96. Le Comité invite l’État partie :

a) À mettre en place un nombre suffisant (au moins un par région) de centres sûrs et dûment équipés dispensant des services médicaux, psychologiques et juridiques, ainsi que des refuges pour les victimes d’enlèvements de fiancée et leurs enfants. Lorsque la fourniture de ces services est déléguée à des centres indépendants gérés par des ONG, l’État partie devrait octroyer à ceux-ci un appui financier et donc accroître d’urgence les fonds alloués à ces centres ;

b) À établir au niveau national une ligne d’assistance téléphonique gratuite fonctionnant 24 heures sur 24, dotée d’effectifs suffisants comprenant des conseillers qualifiés, pour permettre aux victimes et aux témoins de signaler des enlèvements de fiancée qui ont été commis ou qui sont sur le point d’être commis ;

c) À adopter des programmes d’aide suffisamment financés pour permettre aux victimes d’enlèvements de fiancée et à leurs enfants d’accéder à des logements abordables, à des établissements de puériculture ou d’éducation et à d’autres services de base, et à enquêter et infliger des sanctions dans tous les cas d’extorsion de pots-de-vin à des victimes en échange de l’accès à ces services.

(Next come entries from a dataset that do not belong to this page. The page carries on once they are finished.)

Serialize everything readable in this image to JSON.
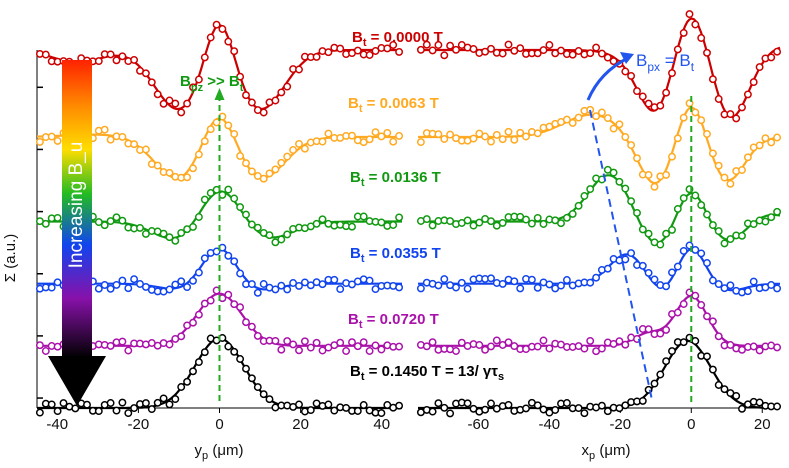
{
  "chart_data": {
    "type": "line",
    "title": "",
    "ylabel": "Σ (a.u.)",
    "arrow_label": "Increasing B_u",
    "panels": [
      {
        "name": "left",
        "xlabel": "y_p (μm)",
        "xlabel_main": "y",
        "xlabel_sub": "p",
        "xlabel_unit": " (μm)",
        "xlim": [
          -45,
          45
        ],
        "ticks": [
          -40,
          -20,
          0,
          20,
          40
        ]
      },
      {
        "name": "right",
        "xlabel": "x_p (μm)",
        "xlabel_main": "x",
        "xlabel_sub": "p",
        "xlabel_unit": " (μm)",
        "xlim": [
          -77,
          25
        ],
        "ticks": [
          -60,
          -40,
          -20,
          0,
          20
        ]
      }
    ],
    "ylim": [
      0,
      7.2
    ],
    "series": [
      {
        "name": "B_t = 0.0000 T",
        "label_main": "B",
        "label_sub": "t",
        "label_value": " = 0.0000 T",
        "color": "#cc0000",
        "offset": 6.25
      },
      {
        "name": "B_t = 0.0063 T",
        "label_main": "B",
        "label_sub": "t",
        "label_value": " = 0.0063 T",
        "color": "#ffaa22",
        "offset": 5.0
      },
      {
        "name": "B_t = 0.0136 T",
        "label_main": "B",
        "label_sub": "t",
        "label_value": " = 0.0136 T",
        "color": "#119911",
        "offset": 3.75
      },
      {
        "name": "B_t = 0.0355 T",
        "label_main": "B",
        "label_sub": "t",
        "label_value": " = 0.0355 T",
        "color": "#1144ee",
        "offset": 2.5
      },
      {
        "name": "B_t = 0.0720 T",
        "label_main": "B",
        "label_sub": "t",
        "label_value": " = 0.0720 T",
        "color": "#aa11aa",
        "offset": 1.25
      },
      {
        "name": "B_t = 0.1450 T = 13/ γτ_s",
        "label_main": "B",
        "label_sub": "t",
        "label_value": " = 0.1450 T = 13/ γτ",
        "label_tail_sub": "s",
        "color": "#000000",
        "offset": 0.0
      }
    ],
    "annotations": {
      "bpz": {
        "main": "B",
        "sub": "pz",
        "rest": " >> B",
        "sub2": "t"
      },
      "bpx": {
        "main": "B",
        "sub": "px",
        "rest": " = B",
        "sub2": "t"
      }
    }
  }
}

F.Prévention et sensibilisation

97. Le Comité recommande à l’État partie :

a) D’adopter, de mettre en œuvre et de financer adéquatement des mesures effectives de prévention afin de remettre en question et de changer les causes sous-jacentes de l’enlèvement de la fiancée, notamment les attitudes patriarcales et les stéréotypes discriminatoires qui perpétuent ou légitiment ce genre de pratiques et confinent la violence sexiste dans la sphère privée, et de lutter contre la culture du silence et de l’impunité entourant l’enlèvement de la fiancée ;

b) De mettre en œuvre et de soutenir financièrement des autorités locales et des organisations gérées par la société civile qui mènent des campagnes destinées aux forces de l’ordre, aux responsables politiques, dirigeants locaux et chefs religieux et aux médias, afin de les sensibiliser au caractère criminel de l’enlèvement de la fiancée et de combattre la stigmatisation qui frappe les victimes, en particulier celles qui fuient un mariage précoce ou forcé ;

c) D’intégrer des programmes d’éducation sur les droits des femmes et l’égalité des sexes, y compris en matière de culture juridique, dans les programmes scolaires à tous les niveaux d’éducation afin d’éradiquer les stéréotypes sexistes et d’amener les garçons à se détourner des pratiques néfastes, telles que l’enlèvement de la fiancée et le mariage précoce ou forcé ;

d) D’adopter des directives pour la formation des professionnels des médias et d’encourager ceux-ci à observer un code de conduite destiné à promouvoir une couverture médiatique et un débat public tenant compte des disparités entre les sexes au sujet des enlèvements de fiancée et à éviter la publication d’images discriminatoires à l’égard des femmes, ou de contenus qui traitent les femmes et les filles comme des objets et les rabaissent.

G.Collecte de données

98. Le Comité recommande à l’État partie :

a) De mettre en place un système permettant de recueillir, d’analyser et de publier régulièrement des données statistiques ventilées sur le nombre de plaintes pour enlèvement de la fiancée, les taux de non-lieu et de retrait de plaintes, notamment à la suite d’une conciliation, les taux de poursuites et de condamnations, les peines infligées aux auteurs et les réparations accordées aux victimes ;

b) De mener des recherches en vue d’obtenir des données plus fiables sur l’ampleur de la pratique de l’enlèvement de la fiancée dans l’État partie ;

c) De communiquer des informations sur les données recueillies dans son cinquième rapport périodique, attendu en mars 2019.